102: Capítulo 102; No importa….
—No tienes que alterarte, te lo dije, ¡este es tu día!
Puedes ser tú misma y disfrutarlo al máximo, nadie se atreverá a hablar mal de ti…
No lo permitiré.
—Todos esos humanos que venían, venían solo para complacerlo y nada más.
Tenían que ser respetuosos con su mujer.
Este era su día y no permitiría que nadie la pusiera triste.
Él la había elegido.
—Jeje está bien…
—Canturreó suavemente, pero en el fondo sabía cuándo era el momento de portarse mal y cuándo era un asunto serio.

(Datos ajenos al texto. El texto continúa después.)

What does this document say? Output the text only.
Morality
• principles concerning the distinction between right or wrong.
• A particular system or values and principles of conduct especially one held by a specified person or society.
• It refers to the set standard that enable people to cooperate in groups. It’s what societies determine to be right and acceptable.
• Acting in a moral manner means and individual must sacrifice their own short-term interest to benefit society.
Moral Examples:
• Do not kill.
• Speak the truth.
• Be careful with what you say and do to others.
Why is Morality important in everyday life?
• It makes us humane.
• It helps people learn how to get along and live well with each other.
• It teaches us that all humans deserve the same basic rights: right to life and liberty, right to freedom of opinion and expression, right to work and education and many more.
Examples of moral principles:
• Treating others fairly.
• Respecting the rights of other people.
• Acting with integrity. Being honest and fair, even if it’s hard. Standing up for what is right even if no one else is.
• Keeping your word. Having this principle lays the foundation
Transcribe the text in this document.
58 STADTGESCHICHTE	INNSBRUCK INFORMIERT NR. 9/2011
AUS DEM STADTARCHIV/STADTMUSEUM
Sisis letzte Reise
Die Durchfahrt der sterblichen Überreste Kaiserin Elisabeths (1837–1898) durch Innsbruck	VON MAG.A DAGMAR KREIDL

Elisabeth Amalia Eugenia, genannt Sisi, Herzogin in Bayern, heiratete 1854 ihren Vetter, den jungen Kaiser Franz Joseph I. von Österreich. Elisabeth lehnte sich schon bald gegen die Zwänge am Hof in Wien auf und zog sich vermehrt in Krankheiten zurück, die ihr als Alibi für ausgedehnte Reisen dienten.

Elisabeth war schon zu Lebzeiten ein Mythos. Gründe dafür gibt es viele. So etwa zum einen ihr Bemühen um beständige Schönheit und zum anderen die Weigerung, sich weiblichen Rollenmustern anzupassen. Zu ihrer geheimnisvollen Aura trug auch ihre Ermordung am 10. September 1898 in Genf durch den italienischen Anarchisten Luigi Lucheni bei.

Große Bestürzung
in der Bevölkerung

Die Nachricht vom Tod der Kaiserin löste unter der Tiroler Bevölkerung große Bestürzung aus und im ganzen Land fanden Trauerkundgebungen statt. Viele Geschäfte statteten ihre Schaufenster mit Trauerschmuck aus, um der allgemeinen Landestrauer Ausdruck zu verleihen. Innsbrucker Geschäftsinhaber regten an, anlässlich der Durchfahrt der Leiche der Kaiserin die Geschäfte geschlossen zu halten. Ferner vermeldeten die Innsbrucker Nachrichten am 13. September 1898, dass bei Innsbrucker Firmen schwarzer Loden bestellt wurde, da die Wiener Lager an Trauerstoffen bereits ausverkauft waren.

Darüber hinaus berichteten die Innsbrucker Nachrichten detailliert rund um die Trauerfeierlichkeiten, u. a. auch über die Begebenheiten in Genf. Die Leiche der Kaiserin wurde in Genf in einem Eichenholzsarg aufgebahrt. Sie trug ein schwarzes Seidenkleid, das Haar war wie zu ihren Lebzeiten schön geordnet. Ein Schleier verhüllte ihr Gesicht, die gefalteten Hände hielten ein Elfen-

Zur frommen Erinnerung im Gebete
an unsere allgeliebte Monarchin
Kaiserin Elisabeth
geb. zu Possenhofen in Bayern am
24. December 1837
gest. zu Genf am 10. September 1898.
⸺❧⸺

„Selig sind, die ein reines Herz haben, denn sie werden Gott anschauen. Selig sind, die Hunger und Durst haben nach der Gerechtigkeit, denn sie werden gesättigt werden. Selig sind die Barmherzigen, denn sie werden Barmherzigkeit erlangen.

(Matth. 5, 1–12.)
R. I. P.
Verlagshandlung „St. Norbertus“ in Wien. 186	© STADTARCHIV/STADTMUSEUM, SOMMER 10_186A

Necesitaba revisar su actitud, su postura y su aura, solo quería que todo sobre ella fuera admirable incluso frente a Huo Shen.

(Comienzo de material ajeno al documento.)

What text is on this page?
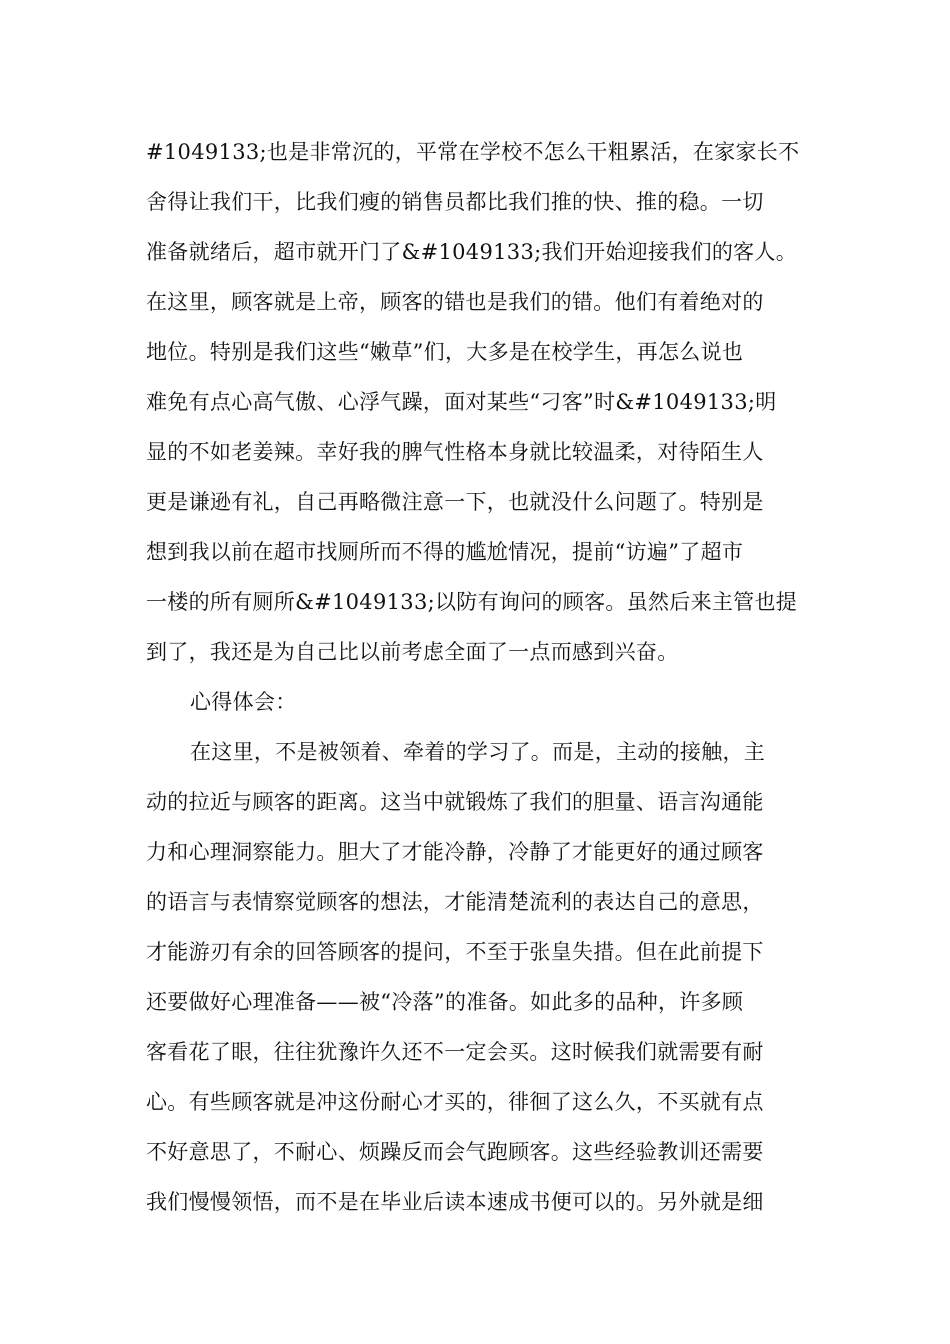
#1049133;也是非常沉的，平常在学校不怎么干粗累活，在家家长不
舍得让我们干，比我们瘦的销售员都比我们推的快、推的稳。一切
准备就绪后，超市就开门了&#1049133;我们开始迎接我们的客人。
在这里，顾客就是上帝，顾客的错也是我们的错。他们有着绝对的
地位。特别是我们这些“嫩草”们，大多是在校学生，再怎么说也
难免有点心高气傲、心浮气躁，面对某些“刁客”时&#1049133;明
显的不如老姜辣。幸好我的脾气性格本身就比较温柔，对待陌生人
更是谦逊有礼，自己再略微注意一下，也就没什么问题了。特别是
想到我以前在超市找厕所而不得的尴尬情况，提前“访遍”了超市
一楼的所有厕所&#1049133;以防有询问的顾客。虽然后来主管也提
到了，我还是为自己比以前考虑全面了一点而感到兴奋。
心得体会：
在这里，不是被领着、牵着的学习了。而是，主动的接触，主
动的拉近与顾客的距离。这当中就锻炼了我们的胆量、语言沟通能
力和心理洞察能力。胆大了才能冷静，冷静了才能更好的通过顾客
的语言与表情察觉顾客的想法，才能清楚流利的表达自己的意思，
才能游刃有余的回答顾客的提问，不至于张皇失措。但在此前提下
还要做好心理准备——被“冷落”的准备。如此多的品种，许多顾
客看花了眼，往往犹豫许久还不一定会买。这时候我们就需要有耐
心。有些顾客就是冲这份耐心才买的，徘徊了这么久，不买就有点
不好意思了，不耐心、烦躁反而会气跑顾客。这些经验教训还需要
我们慢慢领悟，而不是在毕业后读本速成书便可以的。另外就是细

Dado que iba a mantener a este hombre, entonces tendría que esforzarse más para no decepcionarlo de ninguna manera.
Su vergüenza era lo mismo que avergonzar a Huo Shen.
Tenía que hacerlo mejor.
—¿Algo más que quieras añadir?
¿Qué tipo de decoración quieres para el pastel?

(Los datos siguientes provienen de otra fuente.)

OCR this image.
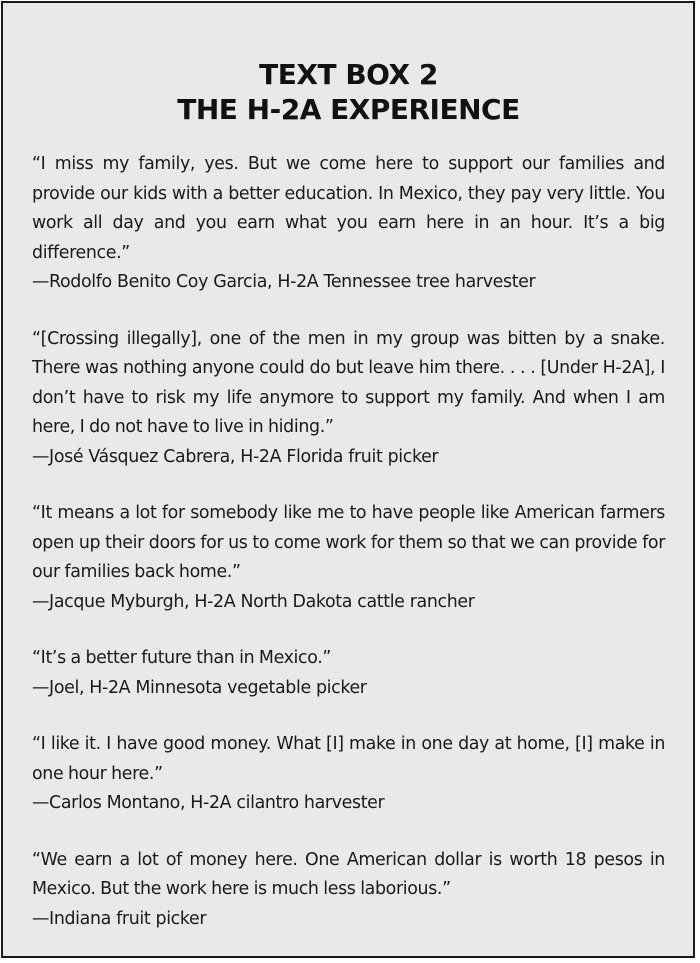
TEXT BOX 2
THE H-2A EXPERIENCE

“I miss my family, yes. But we come here to support our families and provide our kids with a better education. In Mexico, they pay very little. You work all day and you earn what you earn here in an hour. It’s a big difference.”

—Rodolfo Benito Coy Garcia, H-2A Tennessee tree harvester

“[Crossing illegally], one of the men in my group was bitten by a snake. There was nothing anyone could do but leave him there. . . . [Under H-2A], I don’t have to risk my life anymore to support my family. And when I am here, I do not have to live in hiding.”

—José Vásquez Cabrera, H-2A Florida fruit picker

“It means a lot for somebody like me to have people like American farmers open up their doors for us to come work for them so that we can provide for our families back home.”

—Jacque Myburgh, H-2A North Dakota cattle rancher

“It’s a better future than in Mexico.”

—Joel, H-2A Minnesota vegetable picker

“I like it. I have good money. What [I] make in one day at home, [I] make in one hour here.”

—Carlos Montano, H-2A cilantro harvester

“We earn a lot of money here. One American dollar is worth 18 pesos in Mexico. But the work here is much less laborious.”

—Indiana fruit picker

—Él tosió levemente por la fría brisa que había inhalado mientras la llevaba de vuelta a la mansión.
—¡Caray!
Me esforcé mucho para cuidarte, y tú simplemente sales temprano en la mañana con todo el frío sin ponerte un abrigo…
—Ella dejó el iPad en la mesa antes de caminar hacia donde él estaba sentado y agarró su brazo arrastrándolo para que se levantara.
—Estoy bien…
—Él murmuró suavemente sin planear levantarse, ¿y si en el momento en que volviera a su dormitorio ella regresara a ese gimnasio y dejara vagar sus ojos por todo el lugar?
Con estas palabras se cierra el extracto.